Nintendo DS als Steuercomputer für Fotokameras: Open Camera Control


Open Camera Control

Kleine, kompakte Fernauslöser kann man für die meisten Kameras günstig kaufen. Intervallauslöser sind schon schwieriger und teurer zu besorgen. Bei allem komplexeren, beispielsweise Belichtungsreihen aus 11 Bildern, oder zu definierten Zeiten auslösende Aufnahmen, kann man bestenfalls noch einen Computer anschließen und hoffen, dass es eine Software gibt, die solche Funktionen ermöglicht. Doch selbst kleine Netbooks sind im Fotoalltag eher unpraktisch einzusetzen.

Aus dieser Not heraus entstand Open Camera Control, eine Mischung aus Hard- und Software, mit der man einen Nintendo DS in einen Steuercomputer für Spiegelreflexkameras von Canon und – mit Einschränkungen – Sigma, Casio, Olympus und Nikon verwandeln kann.

Die Vorteile liegen auf der Hand: Ein Nintendo DS passt einfach in die Hosentasche, ist robust, vergleichsweise günstig, hat eine Akkulaufzeit von acht Stunden und kann fast jedes Auslösemuster ausführen, das man sich einfallen lassen kann.

Etwas Bastelerfahrung ist leider Voraussetzung, denn Open Camera Control gibt es nicht fertig zu kaufen, sondern nur in Form einer Anleitung. Die nötige kleine Elektronikplatine muss man selbst zusammenlöten.

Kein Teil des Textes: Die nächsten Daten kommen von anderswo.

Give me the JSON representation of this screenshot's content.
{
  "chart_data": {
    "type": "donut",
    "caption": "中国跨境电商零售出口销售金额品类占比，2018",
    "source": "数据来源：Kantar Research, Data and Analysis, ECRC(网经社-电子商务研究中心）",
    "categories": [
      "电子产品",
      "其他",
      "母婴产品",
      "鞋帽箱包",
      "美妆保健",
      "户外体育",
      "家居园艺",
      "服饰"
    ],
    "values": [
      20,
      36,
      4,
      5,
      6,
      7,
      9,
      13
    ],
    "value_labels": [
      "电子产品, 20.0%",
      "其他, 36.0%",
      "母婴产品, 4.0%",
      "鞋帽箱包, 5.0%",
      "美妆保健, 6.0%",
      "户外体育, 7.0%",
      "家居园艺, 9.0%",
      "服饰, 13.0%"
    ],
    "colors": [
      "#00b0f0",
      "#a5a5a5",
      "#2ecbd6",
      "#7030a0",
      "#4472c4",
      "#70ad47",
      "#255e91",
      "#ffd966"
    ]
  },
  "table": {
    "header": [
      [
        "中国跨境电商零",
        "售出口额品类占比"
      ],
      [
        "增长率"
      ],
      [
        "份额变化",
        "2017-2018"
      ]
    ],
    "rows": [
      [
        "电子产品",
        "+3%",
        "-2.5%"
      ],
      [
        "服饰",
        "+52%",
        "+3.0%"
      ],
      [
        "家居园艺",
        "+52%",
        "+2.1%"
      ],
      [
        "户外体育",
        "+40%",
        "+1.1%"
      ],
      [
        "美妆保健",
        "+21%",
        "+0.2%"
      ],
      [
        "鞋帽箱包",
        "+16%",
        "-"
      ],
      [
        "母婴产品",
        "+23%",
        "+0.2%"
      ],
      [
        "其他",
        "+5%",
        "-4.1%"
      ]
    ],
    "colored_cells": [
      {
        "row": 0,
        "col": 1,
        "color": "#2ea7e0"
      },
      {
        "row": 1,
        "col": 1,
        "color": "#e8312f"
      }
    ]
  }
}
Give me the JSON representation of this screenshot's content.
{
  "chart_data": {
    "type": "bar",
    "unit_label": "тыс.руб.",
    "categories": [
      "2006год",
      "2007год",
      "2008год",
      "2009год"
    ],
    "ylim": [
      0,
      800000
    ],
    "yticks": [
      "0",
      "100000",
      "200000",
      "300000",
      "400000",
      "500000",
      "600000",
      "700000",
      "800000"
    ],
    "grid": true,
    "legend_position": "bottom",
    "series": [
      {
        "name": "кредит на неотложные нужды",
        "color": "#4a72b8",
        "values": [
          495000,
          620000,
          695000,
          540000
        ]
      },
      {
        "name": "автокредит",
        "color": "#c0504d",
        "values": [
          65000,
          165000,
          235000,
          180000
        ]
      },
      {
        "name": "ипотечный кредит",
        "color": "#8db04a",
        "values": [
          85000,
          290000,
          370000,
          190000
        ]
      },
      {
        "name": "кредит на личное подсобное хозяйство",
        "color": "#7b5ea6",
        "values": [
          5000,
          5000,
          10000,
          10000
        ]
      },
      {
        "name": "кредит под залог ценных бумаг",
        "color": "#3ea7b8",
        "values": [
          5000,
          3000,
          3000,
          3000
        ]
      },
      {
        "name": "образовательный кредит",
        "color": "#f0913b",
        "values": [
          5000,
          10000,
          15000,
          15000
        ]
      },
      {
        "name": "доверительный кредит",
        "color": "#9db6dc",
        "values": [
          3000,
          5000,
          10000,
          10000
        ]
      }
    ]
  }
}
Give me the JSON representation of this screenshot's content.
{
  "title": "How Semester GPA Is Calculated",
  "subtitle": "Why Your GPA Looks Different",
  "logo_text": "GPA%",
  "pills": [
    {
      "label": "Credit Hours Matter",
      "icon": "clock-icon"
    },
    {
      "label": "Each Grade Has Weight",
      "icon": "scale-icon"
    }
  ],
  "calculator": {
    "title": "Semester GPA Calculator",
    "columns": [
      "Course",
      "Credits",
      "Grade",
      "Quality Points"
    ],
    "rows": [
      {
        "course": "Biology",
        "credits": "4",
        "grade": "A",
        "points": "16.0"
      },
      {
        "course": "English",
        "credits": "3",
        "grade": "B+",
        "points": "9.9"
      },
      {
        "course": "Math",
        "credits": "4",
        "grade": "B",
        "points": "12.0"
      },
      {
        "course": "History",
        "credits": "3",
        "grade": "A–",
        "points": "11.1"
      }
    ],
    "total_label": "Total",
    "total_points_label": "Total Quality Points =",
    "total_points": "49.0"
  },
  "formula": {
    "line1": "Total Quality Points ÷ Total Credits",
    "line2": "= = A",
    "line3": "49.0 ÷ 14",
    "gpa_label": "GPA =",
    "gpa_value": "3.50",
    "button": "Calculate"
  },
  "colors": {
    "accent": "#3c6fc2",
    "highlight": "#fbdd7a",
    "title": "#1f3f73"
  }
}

Eine Reihe an Anwendungen steht bereits kostenlos zur Verfügung, darunter Programme für erweiterte Belichtungsreihen, Intervallaufnahmen, Terminaufnahmen. Auch eine Anwendung, die bei Geräuschen wie beispielsweise Klatschen auslöst, steht fertig zur Verfügung. Die entsprechende Programmiererfahrung vorausgesetzt kann man auch selbst neue Funktionen für Open Camera Control entwickeln.

Die Erfinder haben ihr System übrigens hauptsächlich für ihre Arbeit an Effekten bei Kinofilmen ersonnen, da dort häufig HDR-Aufnahmen aus vielen Belichtungsstufen benötigt werden. Open Camera Control war auch bereits bei großen Produktionen wie Twilight 2 und 2012 im Einsatz.